BAGHDAD, July 29 — Sitting at a rickety desk with only a ceiling fan to cool Baghdad's searing summer air, Sajida hopes learning English will help her talk to the U.S. soldiers she sees as saviours.

It could also save her life.

She and the four other students in her beginners' English conversation class at Baghdad's Mamoun language institute are trying to gain an upper hand in post-Saddam Hussein Iraq -- where the streets are largely ruled by U.S. soldiers.

Few soldiers have a command of Arabic and misunderstandings have been blamed for more than one fatal checkpoint shooting.

But Sajida has other aims in learning a language she feels will open up a world previously closed to her by Saddam.

''If I have any information about Fedayeen or Saddam's followers, I must tell them. We must make friends with the Americans. I see them as angels. I call them God's army,'' said Sajida, a Shi'ite Muslim who says her two brothers were killed by Saddam...

At Mamoun, around three dozen students hope the barely audible decades-old language tapes they are using will help win them jobs at U.S. companies they expect to pour into Iraq.

''Saddam Hussein made us backward,'' one student said. ''We didn't learn the computer. We didn't learn English language very good.''

Asked if they feel anything other than gratitude toward U.S.-led troops who have occupied Iraq for more than three months, the students clam up and avert their eyes.

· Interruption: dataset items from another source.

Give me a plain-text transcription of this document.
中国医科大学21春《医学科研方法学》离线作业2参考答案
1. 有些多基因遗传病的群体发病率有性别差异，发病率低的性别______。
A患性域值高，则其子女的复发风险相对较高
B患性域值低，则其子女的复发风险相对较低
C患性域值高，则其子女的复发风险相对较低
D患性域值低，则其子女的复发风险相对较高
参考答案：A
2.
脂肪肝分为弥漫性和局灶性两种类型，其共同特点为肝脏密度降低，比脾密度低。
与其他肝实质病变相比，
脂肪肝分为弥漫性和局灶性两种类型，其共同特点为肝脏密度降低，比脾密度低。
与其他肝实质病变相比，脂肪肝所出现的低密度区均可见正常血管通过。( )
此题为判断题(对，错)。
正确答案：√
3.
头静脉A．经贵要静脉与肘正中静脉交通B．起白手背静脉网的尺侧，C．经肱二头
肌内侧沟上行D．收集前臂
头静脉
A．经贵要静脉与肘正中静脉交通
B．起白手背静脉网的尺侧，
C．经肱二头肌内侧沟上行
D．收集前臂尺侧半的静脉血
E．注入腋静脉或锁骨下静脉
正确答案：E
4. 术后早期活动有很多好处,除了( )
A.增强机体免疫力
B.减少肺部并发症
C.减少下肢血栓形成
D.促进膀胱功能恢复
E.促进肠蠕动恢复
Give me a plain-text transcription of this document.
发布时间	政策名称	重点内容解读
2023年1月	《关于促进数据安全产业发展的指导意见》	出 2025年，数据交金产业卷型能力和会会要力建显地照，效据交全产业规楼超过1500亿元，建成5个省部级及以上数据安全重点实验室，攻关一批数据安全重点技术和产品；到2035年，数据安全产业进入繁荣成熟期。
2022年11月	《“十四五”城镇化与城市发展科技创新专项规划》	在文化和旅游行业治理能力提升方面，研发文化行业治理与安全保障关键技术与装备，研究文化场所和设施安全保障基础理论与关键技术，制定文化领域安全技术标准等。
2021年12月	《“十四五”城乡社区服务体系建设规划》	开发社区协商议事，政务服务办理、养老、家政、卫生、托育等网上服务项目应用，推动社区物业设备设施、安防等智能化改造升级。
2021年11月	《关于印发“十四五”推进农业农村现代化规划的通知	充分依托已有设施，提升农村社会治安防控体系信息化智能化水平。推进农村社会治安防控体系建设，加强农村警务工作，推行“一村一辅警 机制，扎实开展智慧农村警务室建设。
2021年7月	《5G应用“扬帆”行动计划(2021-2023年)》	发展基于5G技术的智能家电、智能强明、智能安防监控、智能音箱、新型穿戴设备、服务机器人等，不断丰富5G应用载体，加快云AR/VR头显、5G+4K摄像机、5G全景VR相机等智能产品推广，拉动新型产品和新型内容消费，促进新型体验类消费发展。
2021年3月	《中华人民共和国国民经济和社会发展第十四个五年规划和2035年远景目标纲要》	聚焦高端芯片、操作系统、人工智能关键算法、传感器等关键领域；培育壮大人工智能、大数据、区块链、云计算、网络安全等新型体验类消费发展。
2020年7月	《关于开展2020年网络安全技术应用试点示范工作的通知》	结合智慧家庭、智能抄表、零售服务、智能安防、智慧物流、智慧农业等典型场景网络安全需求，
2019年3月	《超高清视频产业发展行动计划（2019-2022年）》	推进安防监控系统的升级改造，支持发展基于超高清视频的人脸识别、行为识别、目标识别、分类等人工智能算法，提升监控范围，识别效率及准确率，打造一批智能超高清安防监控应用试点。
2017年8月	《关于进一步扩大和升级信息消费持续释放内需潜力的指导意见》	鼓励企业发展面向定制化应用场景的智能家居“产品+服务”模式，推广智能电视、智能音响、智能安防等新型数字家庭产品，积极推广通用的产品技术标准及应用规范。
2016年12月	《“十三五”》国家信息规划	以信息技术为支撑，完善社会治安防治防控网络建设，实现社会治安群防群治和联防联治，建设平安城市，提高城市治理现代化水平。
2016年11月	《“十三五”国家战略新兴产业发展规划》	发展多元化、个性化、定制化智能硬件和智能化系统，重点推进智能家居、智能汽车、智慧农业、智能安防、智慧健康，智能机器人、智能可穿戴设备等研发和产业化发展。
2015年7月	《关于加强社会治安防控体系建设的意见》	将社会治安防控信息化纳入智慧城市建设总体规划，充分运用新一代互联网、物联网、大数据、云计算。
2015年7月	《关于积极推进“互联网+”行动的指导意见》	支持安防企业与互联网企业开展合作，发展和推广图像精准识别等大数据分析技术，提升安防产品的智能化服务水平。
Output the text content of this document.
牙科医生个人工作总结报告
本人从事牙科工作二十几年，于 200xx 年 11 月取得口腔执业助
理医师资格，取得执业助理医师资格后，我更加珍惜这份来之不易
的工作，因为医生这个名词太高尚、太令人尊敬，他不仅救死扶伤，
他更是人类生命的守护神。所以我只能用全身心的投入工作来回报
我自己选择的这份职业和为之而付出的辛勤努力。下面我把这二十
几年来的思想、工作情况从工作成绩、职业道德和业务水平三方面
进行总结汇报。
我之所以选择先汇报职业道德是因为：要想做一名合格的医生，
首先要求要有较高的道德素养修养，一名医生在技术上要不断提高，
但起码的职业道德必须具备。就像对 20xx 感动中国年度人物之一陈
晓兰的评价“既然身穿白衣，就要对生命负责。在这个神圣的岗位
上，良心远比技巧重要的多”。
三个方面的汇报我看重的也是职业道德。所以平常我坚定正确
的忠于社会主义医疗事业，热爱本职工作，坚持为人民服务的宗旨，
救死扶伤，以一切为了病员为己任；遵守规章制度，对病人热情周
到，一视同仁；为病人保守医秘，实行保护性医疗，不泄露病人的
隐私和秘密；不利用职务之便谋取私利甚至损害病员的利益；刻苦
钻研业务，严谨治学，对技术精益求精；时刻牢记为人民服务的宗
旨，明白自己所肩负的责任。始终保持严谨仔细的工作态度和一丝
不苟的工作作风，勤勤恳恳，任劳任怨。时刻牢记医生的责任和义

But when pressed, they say they are less than satisfied though keen to get along.

''The electricity is not very good. The water is not good,'' said Jaafar, a student trained as a maths teacher who said he was denied work under Saddam.

''We have not seen anything from the United States of what they promised,'' he said. ''I want to help them help me.''

You know what brother? We can work with that.